출처 : AFP통신 Sun Mar 21, 9:55 pm ET
http://news.yahoo.com/s/afp/20100322/ts_afp/healthdiseasecancer_20100322015535
PARIS (AFP) – A trawl through the DNA codes of hundreds of individuals may help explain why some people who never smoke may be unusually at risk from lung cancer, doctors said on Monday.
Lung cancer is commonly believed to be the preserve of people who smoke or who have smoked.
Yet 10 percent of all lung cancer patients worldwide are “never smokers”, meaning they have not smoked a single cigarette or their lifetime’s tally is less than 100 cigarettes.
The proportion is even higher in Asia, where between 30 and 40 percent of lung cancer victims are “never smokers”. Nearly two-thirds of the worldwide tally among “never smokers” are women.

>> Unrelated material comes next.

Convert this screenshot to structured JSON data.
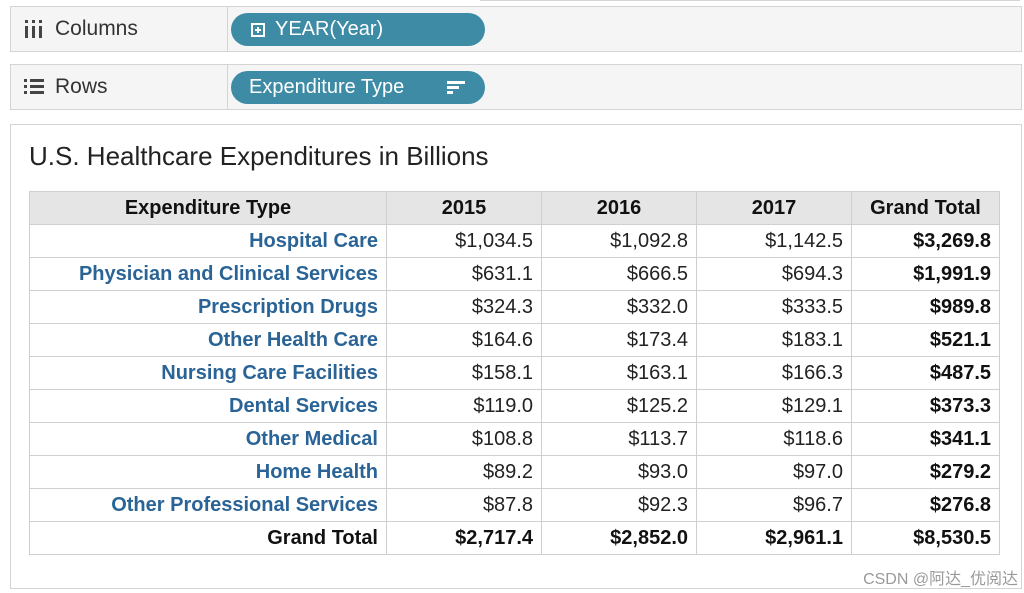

Work to assess the vulnerability of “never smokers” has been a somewhat neglected issue in cancer research, which has focussed on the far bigger number of smokers who develop lung tumours.
Gene sleuths led by Ping Yang from the Mayo Clinic College of Medicine, in Rochester, Minnesota, found two telltale genetic variants in Chromosome 13 in a study of 754 never smokers, with or without lung cancer.
Having these variants boosts the risk of lung cancer by nearly 60 percent, the study found.
The variants appear to suppress levels of a protein called GPC5, which plays a role in cell proliferation.
Further work is needed to confirm these findings and explore why never smokers develop cancer.
One theory is that someone with genetic vulnerability could develop lung cancer after a common, but as yet unidentified, trigger. Possible candidates include second-hand tobacco smoke, environmental pollutants, arsenic and the human papillomavirus.
The paper is published online by the journal The Lancet Oncology.